My Lords, the Minister referred to the function of the police in combating crime, and undoubtedly that is a major role. But would he accept that the duty of the police goes much wider than that? It is essentially to preserve the Queen’s peace, which is much wider in its function than the mere combating of crime.
The noble Lord is absolutely correct, but it is still a matter of making sure that the right people are doing the right thing at the right time. That is why I am making it clear that it is not simply a question of the number of police officers we have at any time but of their deployment by the chief constable of any given constabulary.
My Lords, as it is in everybody’s interest that we should get value for money from our police service, is it not regrettable that the Surrey police have dropped their idea to privatise a large amount of their services?
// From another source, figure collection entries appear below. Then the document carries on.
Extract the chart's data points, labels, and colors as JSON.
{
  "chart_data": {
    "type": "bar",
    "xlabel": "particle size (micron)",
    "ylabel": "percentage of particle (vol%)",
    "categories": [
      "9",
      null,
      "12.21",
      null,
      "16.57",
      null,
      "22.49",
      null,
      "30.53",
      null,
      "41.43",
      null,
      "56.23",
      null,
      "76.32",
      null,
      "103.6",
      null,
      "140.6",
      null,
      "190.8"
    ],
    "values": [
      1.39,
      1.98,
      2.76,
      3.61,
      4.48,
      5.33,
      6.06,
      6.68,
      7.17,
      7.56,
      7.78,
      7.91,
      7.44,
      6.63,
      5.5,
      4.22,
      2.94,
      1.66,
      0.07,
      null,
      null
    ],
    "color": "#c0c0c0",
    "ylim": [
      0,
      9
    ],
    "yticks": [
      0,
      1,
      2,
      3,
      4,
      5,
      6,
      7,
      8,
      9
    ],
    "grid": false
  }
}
My Lords, at this stage I do not want to discuss any individual constabulary, but certainly I agree with my noble friend that we want to make sure that we get value for money. I hope that all police forces look at cheaper options for carrying out certain of their tasks which do not involve constables. As my noble friend says, that might imply that they privatise some of those activities.
My Lords, how many neighbourhood meetings, which the police hold regularly, has the Minister attended? Will he confirm my experience that what the public want is a police officer to respond when there is a difficulty, be it domestic, burglary or whatever? Mathematically, there is inevitably a relationship between the number of police officers employed and the response time to incidents, especially on a Friday and Saturday night.
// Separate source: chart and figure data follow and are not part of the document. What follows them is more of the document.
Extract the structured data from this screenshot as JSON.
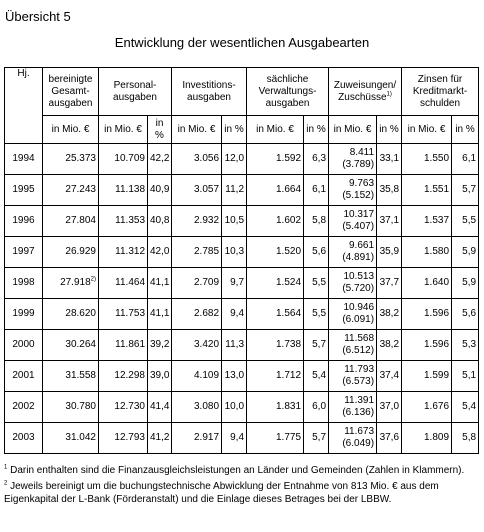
{
  "overview_label": "Übersicht 5",
  "title": "Entwicklung der wesentlichen Ausgabearten",
  "headers": {
    "year": "Hj.",
    "total": "bereinigte Gesamt-ausgaben",
    "personnel": "Personal-ausgaben",
    "investment": "Investitions-ausgaben",
    "material": "sächliche Verwaltungs-ausgaben",
    "transfers": "Zuweisungen/ Zuschüsse",
    "transfers_footnote": "1)",
    "interest": "Zinsen für Kreditmarkt-schulden"
  },
  "units": {
    "total": "in Mio. €",
    "mio": "in Mio. €",
    "pct": "in %"
  },
  "rows": [
    {
      "year": "1994",
      "total": "25.373",
      "total_note": "",
      "pers": "10.709",
      "pers_pct": "42,2",
      "inv": "3.056",
      "inv_pct": "12,0",
      "mat": "1.592",
      "mat_pct": "6,3",
      "trans": "8.411",
      "trans_sub": "(3.789)",
      "trans_pct": "33,1",
      "int": "1.550",
      "int_pct": "6,1"
    },
    {
      "year": "1995",
      "total": "27.243",
      "total_note": "",
      "pers": "11.138",
      "pers_pct": "40,9",
      "inv": "3.057",
      "inv_pct": "11,2",
      "mat": "1.664",
      "mat_pct": "6,1",
      "trans": "9.763",
      "trans_sub": "(5.152)",
      "trans_pct": "35,8",
      "int": "1.551",
      "int_pct": "5,7"
    },
    {
      "year": "1996",
      "total": "27.804",
      "total_note": "",
      "pers": "11.353",
      "pers_pct": "40,8",
      "inv": "2.932",
      "inv_pct": "10,5",
      "mat": "1.602",
      "mat_pct": "5,8",
      "trans": "10.317",
      "trans_sub": "(5.407)",
      "trans_pct": "37,1",
      "int": "1.537",
      "int_pct": "5,5"
    },
    {
      "year": "1997",
      "total": "26.929",
      "total_note": "",
      "pers": "11.312",
      "pers_pct": "42,0",
      "inv": "2.785",
      "inv_pct": "10,3",
      "mat": "1.520",
      "mat_pct": "5,6",
      "trans": "9.661",
      "trans_sub": "(4.891)",
      "trans_pct": "35,9",
      "int": "1.580",
      "int_pct": "5,9"
    },
    {
      "year": "1998",
      "total": "27.918",
      "total_note": "2)",
      "pers": "11.464",
      "pers_pct": "41,1",
      "inv": "2.709",
      "inv_pct": "9,7",
      "mat": "1.524",
      "mat_pct": "5,5",
      "trans": "10.513",
      "trans_sub": "(5.720)",
      "trans_pct": "37,7",
      "int": "1.640",
      "int_pct": "5,9"
    },
    {
      "year": "1999",
      "total": "28.620",
      "total_note": "",
      "pers": "11.753",
      "pers_pct": "41,1",
      "inv": "2.682",
      "inv_pct": "9,4",
      "mat": "1.564",
      "mat_pct": "5,5",
      "trans": "10.946",
      "trans_sub": "(6.091)",
      "trans_pct": "38,2",
      "int": "1.596",
      "int_pct": "5,6"
    },
    {
      "year": "2000",
      "total": "30.264",
      "total_note": "",
      "pers": "11.861",
      "pers_pct": "39,2",
      "inv": "3.420",
      "inv_pct": "11,3",
      "mat": "1.738",
      "mat_pct": "5,7",
      "trans": "11.568",
      "trans_sub": "(6.512)",
      "trans_pct": "38,2",
      "int": "1.596",
      "int_pct": "5,3"
    },
    {
      "year": "2001",
      "total": "31.558",
      "total_note": "",
      "pers": "12.298",
      "pers_pct": "39,0",
      "inv": "4.109",
      "inv_pct": "13,0",
      "mat": "1.712",
      "mat_pct": "5,4",
      "trans": "11.793",
      "trans_sub": "(6.573)",
      "trans_pct": "37,4",
      "int": "1.599",
      "int_pct": "5,1"
    },
    {
      "year": "2002",
      "total": "30.780",
      "total_note": "",
      "pers": "12.730",
      "pers_pct": "41,4",
      "inv": "3.080",
      "inv_pct": "10,0",
      "mat": "1.831",
      "mat_pct": "6,0",
      "trans": "11.391",
      "trans_sub": "(6.136)",
      "trans_pct": "37,0",
      "int": "1.676",
      "int_pct": "5,4"
    },
    {
      "year": "2003",
      "total": "31.042",
      "total_note": "",
      "pers": "12.793",
      "pers_pct": "41,2",
      "inv": "2.917",
      "inv_pct": "9,4",
      "mat": "1.775",
      "mat_pct": "5,7",
      "trans": "11.673",
      "trans_sub": "(6.049)",
      "trans_pct": "37,6",
      "int": "1.809",
      "int_pct": "5,8"
    }
  ],
  "footnotes": [
    {
      "mark": "1",
      "text": "Darin enthalten sind die Finanzausgleichsleistungen an Länder und Gemeinden (Zahlen in Klammern)."
    },
    {
      "mark": "2",
      "text": "Jeweils bereinigt um die buchungstechnische Abwicklung der Entnahme von 813 Mio. € aus dem Eigenkapital der L-Bank (Förderanstalt) und die Einlage dieses Betrages bei der LBBW."
    }
  ]
}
I am very grateful to the noble Baroness for talking about the need for the police to respond to individual and repeated complaints that come in. I refer her to the White Paper that we issued only yesterday, which makes it clear that we see it as vital that the police respond when complaints come in from the same individuals a number of times. That is why we talked about the community trigger in that document. The noble Baroness makes a very good point.
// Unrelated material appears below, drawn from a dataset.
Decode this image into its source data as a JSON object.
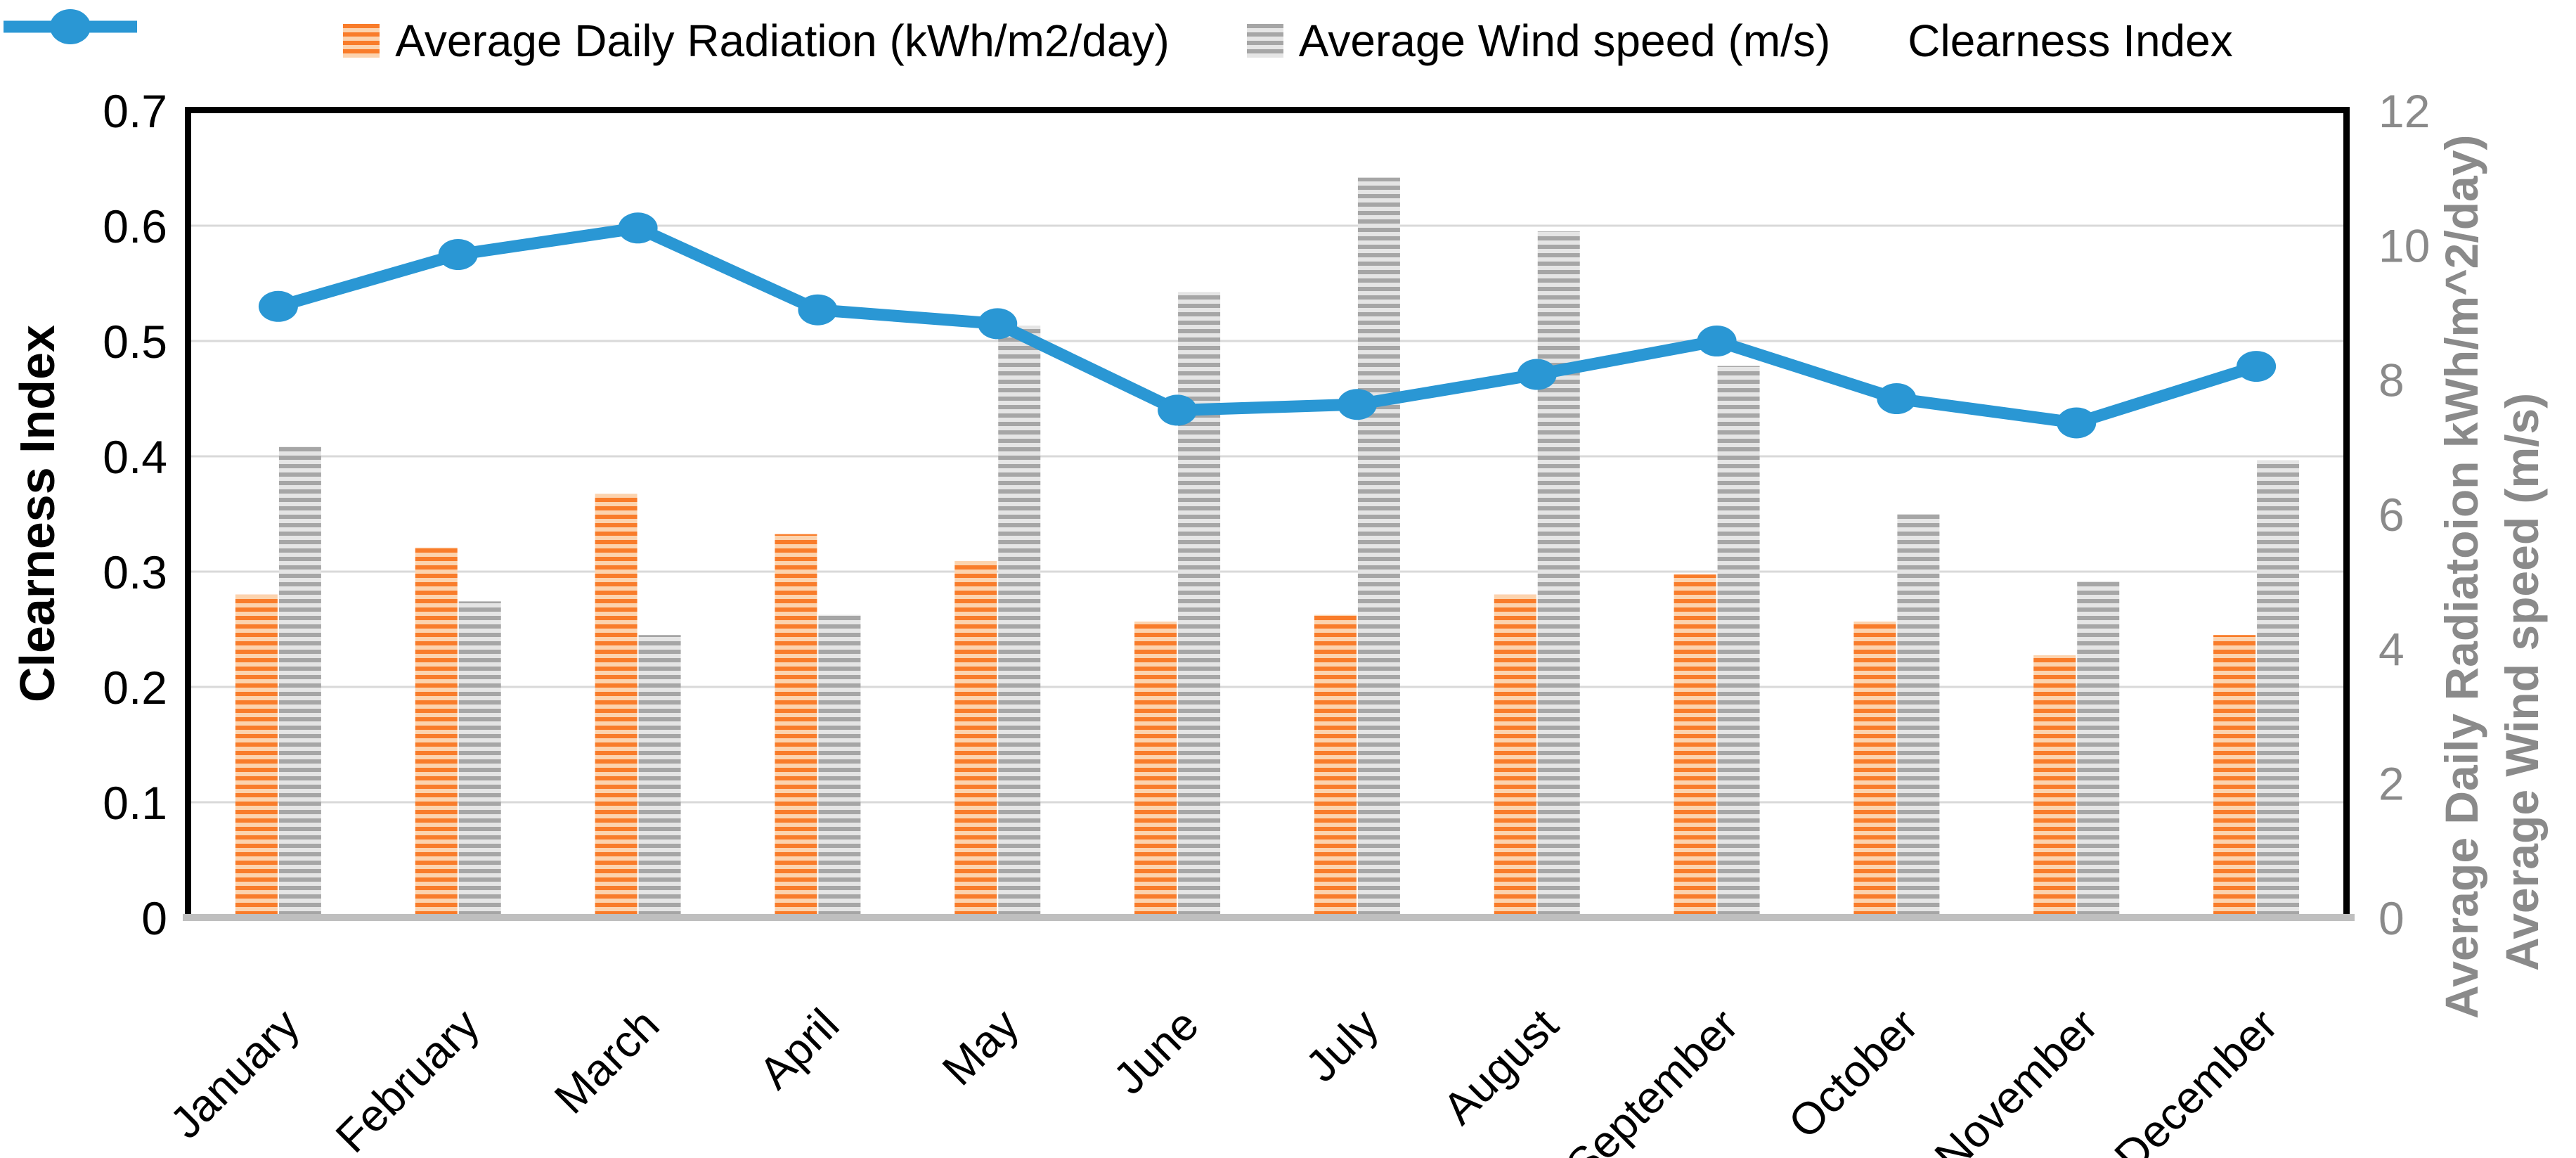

My Lords, I suspect that we can probably talk about numbers for a long time. Of course, cuts are regrettable but I think that most Members of this House appreciate why some cuts are necessary. Earlier, the Minister mentioned getting value for money. Perhaps he could reassure the House that not only is it a question of having the right people in the right place at the right time but that the amount of equipment and the quality of training are also important. That would reinforce the statement that some cuts can be more than offset by the way in which the police are deployed.
I am very grateful to the noble Lord for what he has said, which is absolutely right. The way that different police forces co-operate with each other in terms of getting their equipment procurement right is a very valuable way of getting greater value for money in those matters. It is not just a question of equipment but of IT and all such matters. Only yesterday, in the Moses Room, I dealt with an order relating to the national police air service. Again, that is a service where true value for money can be obtained only by all the police authorities operating together. That is something we want to continue to pursue.
Does the noble Lord accept his unchallengeable logic that if there was one policeman left doing the right job in the right place at the right time, that would apparently satisfy the Government?